La diaspora tunisienne est longtemps restée muette, de peur des représailles du régime. Seule une poignée de militants clamait son opposition à la dictature. Aujourd'hui, les jeunes émigrés s'investissent en masse dans la politique et veulent faire entendre leur voix depuis leur terre d'accueil.
Rafik Baraket, franco-tunisien de 32 ans, a pris sa carte dans un parti tunisien avec quelques amis, après la fuite du président Zine el Abidine Ben Ali. "C'est la révolution qui m'a fait m'engager, j'avais envie de changer la politique de mon pays", clame-t-il. Pourtant, M. Baraket n'aspire pas à retourner en Tunisie. Il milite à travers les réseaux sociaux. "La communauté tunisienne à l'étranger est un poids à faire entendre au pouvoir sur place, il y a beaucoup à faire ici." En effet, 10 % des Tunisiens vivent à l'étranger. 600 000 sont en France et s'investissent de plus en plus dans les anciens partis de l'opposition. A Paris, la communauté bouillonne, rassemblements et initiatives politiques se multiplient.
Mohamed Lakhdar Ellaba est membre du bureau politique d'Ettajdid à Paris. Ce parti post-communiste, légalisé en 1994, comptait quatre sièges au Parlement pendant la dictature.
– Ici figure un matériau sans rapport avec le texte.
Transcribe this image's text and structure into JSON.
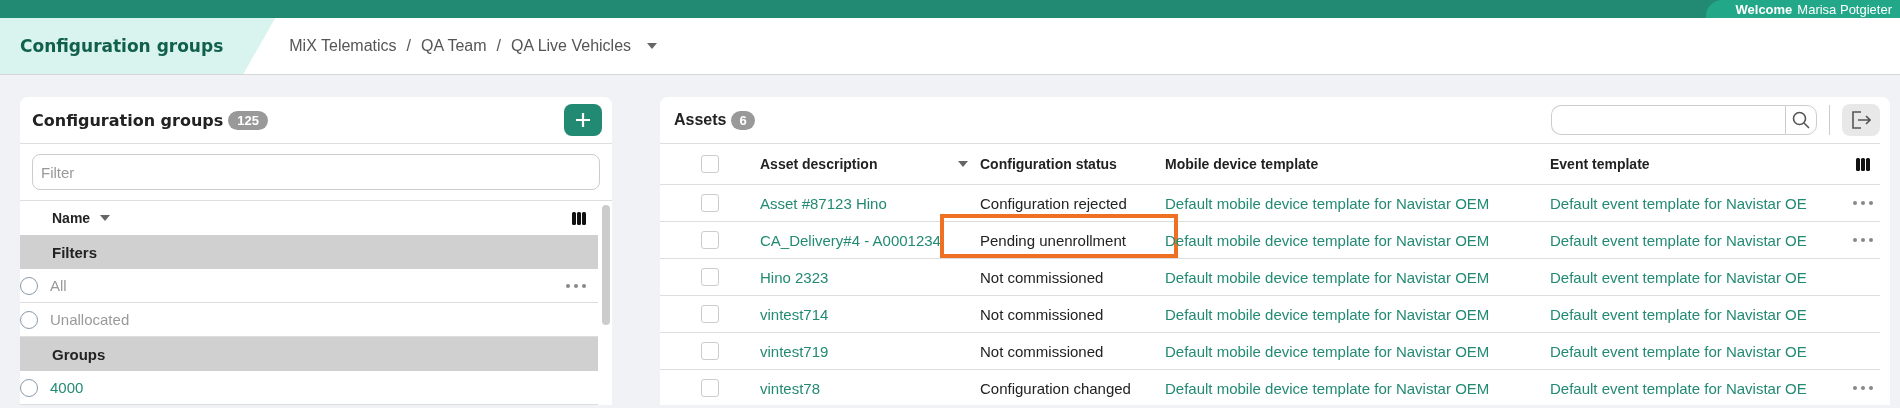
{
  "top_bar": {
    "welcome_label": "Welcome",
    "user_name": "Marisa Potgieter"
  },
  "page_title": "Configuration groups",
  "breadcrumb": {
    "separator": "/",
    "items": [
      "MiX Telematics",
      "QA Team",
      "QA Live Vehicles"
    ]
  },
  "groups_panel": {
    "title": "Configuration groups",
    "count": "125",
    "filter": {
      "placeholder": "Filter"
    },
    "column": {
      "label": "Name",
      "sorted": true
    },
    "sections": [
      {
        "title": "Filters",
        "items": [
          {
            "label": "All",
            "kind": "filter",
            "selected": false,
            "has_menu": true
          },
          {
            "label": "Unallocated",
            "kind": "filter",
            "selected": false,
            "has_menu": false
          }
        ]
      },
      {
        "title": "Groups",
        "items": [
          {
            "label": "4000",
            "kind": "group",
            "selected": false,
            "has_menu": false
          }
        ]
      }
    ]
  },
  "assets_panel": {
    "title": "Assets",
    "count": "6",
    "select_all": {
      "checked": false
    },
    "columns": [
      {
        "label": "Asset description",
        "sorted": true
      },
      {
        "label": "Configuration status",
        "sorted": false
      },
      {
        "label": "Mobile device template",
        "sorted": false
      },
      {
        "label": "Event template",
        "sorted": false
      }
    ],
    "rows": [
      {
        "checked": false,
        "highlighted": false,
        "has_menu": true,
        "cells": [
          "Asset #87123 Hino",
          "Configuration rejected",
          "Default mobile device template for Navistar OEM",
          "Default event template for Navistar OE"
        ]
      },
      {
        "checked": false,
        "highlighted": true,
        "has_menu": true,
        "cells": [
          "CA_Delivery#4 - A0001234",
          "Pending unenrollment",
          "Default mobile device template for Navistar OEM",
          "Default event template for Navistar OE"
        ]
      },
      {
        "checked": false,
        "highlighted": false,
        "has_menu": false,
        "cells": [
          "Hino 2323",
          "Not commissioned",
          "Default mobile device template for Navistar OEM",
          "Default event template for Navistar OE"
        ]
      },
      {
        "checked": false,
        "highlighted": false,
        "has_menu": false,
        "cells": [
          "vintest714",
          "Not commissioned",
          "Default mobile device template for Navistar OEM",
          "Default event template for Navistar OE"
        ]
      },
      {
        "checked": false,
        "highlighted": false,
        "has_menu": false,
        "cells": [
          "vintest719",
          "Not commissioned",
          "Default mobile device template for Navistar OEM",
          "Default event template for Navistar OE"
        ]
      },
      {
        "checked": false,
        "highlighted": false,
        "has_menu": true,
        "cells": [
          "vintest78",
          "Configuration changed",
          "Default mobile device template for Navistar OEM",
          "Default event template for Navistar OE"
        ]
      }
    ]
  }
}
M. Lakhdar Ellala, qui préside aussi l'Association des Tunisiens de France (ATF), veut porter la voix des émigrés au nouveau Parlement. Soutenue par d'autres organisations, l'ATF a remis le 25 février un courrier au président de la haute commission des réformes politiques afin de demander l'introduction dans la future loi électorale du "droit de vote et d'éligibilité des Tunisiens résidant à l'étranger aux élections législatives et [du] droit de choisir, parmi eux, des représentants".
"Les émigrés ont toujours été considérés comme une simple manne de devises, aujourd'hui nous voulons changer cela", clame Rabeh Arfaoui, également membre de l'ATF.
"PARTICIPER À LA RECONSTRUCTION DU PAYS"
L'entrée en scène de plusieurs hommes politiques binationaux a encouragé les élites expatriées à mettre leur compétences au service de la nouvelle administration, même si les plus enthousiastes se voient accusés d'opportunisme par ceux qui ont, au pays, conduit la révolution.
L'Association des Tunisiens des grandes écoles (Atuge) incite depuis vingt ans ses membres à travailler en Tunisie. Controversée pour sa passivité pendant les années de dictature, l'Atuge se défend toutefois de n'avoir jamais "roulé pour personne". Trois des adhérents sont devenus ministres du gouvernement de transition, Mehdi Houas, Jalloul Ayed, et Elyès Jouini, qui est parti dans les bagages de Mohammed Ghanouchi, le précédent premier ministre.
"Dans nos cercles d'actifs et de membres proches, nous constatons une forte volonté d'aller sur le terrain et de participer à la reconstruction du pays, surtout chez les plus jeunes", explique Maher Barboura, président de l'Atuge-France.
"TERMINER LA RÉVOLUTION" PLUTÔT QUE SE "PARTAGER LE GÂTEAU"
Pendant les vingt-trois ans de dictature, un petit nombre de militants des droits de l'homme, altermondialistes et nationalistes arabes, portait le combat contre Ben Ali à bout de bras depuis la France. Dans les années 2000, ils ont été rejoints par de plus jeunes, qui diffusaient leur message sur Internet. Les associations historiques de l'émigration, comme la Fédération des Tunisiens pour une citoyenneté des deux rives (FTCR), ont d'abord été le sas par lequel se sont engagés de nombreux jeunes. Elles sont désormais entourées d'une galaxie de collectifs d'étudiants désireux d'être acteurs du changement, à l'instar d'Action tunisienne, qui s'est formé le 13 janvier, la veille de la chute du régime.
Omeyya Seddik a fait le choix de retourner à Tunis, mais garde un pied à Paris pour agir aussi depuis la France. Ancien du Mouvement de l'immigration et des banlieues (MIB) et de divers autres collectifs, opposant à Ben Ali de la première heure, il fait partie d'un groupe de Tunisiens qui constitue de fait le bureau politique du Parti démocrate progressiste (PDP) en France. Il est également membre de la FTCR, qui porte depuis longtemps les revendications des émigrés. Ces deux organisations ont toujours été opposées radicalement à M. Ben Ali. Lui et ses camarades préfèrent "terminer la révolution" plutôt que de se "partager le gâteau". Aujourd'hui, le PDP recrute à tour de bras les jeunes militants en France, en prenant soin de dissuader ceux dont l'ambition principale serait de faire carrière.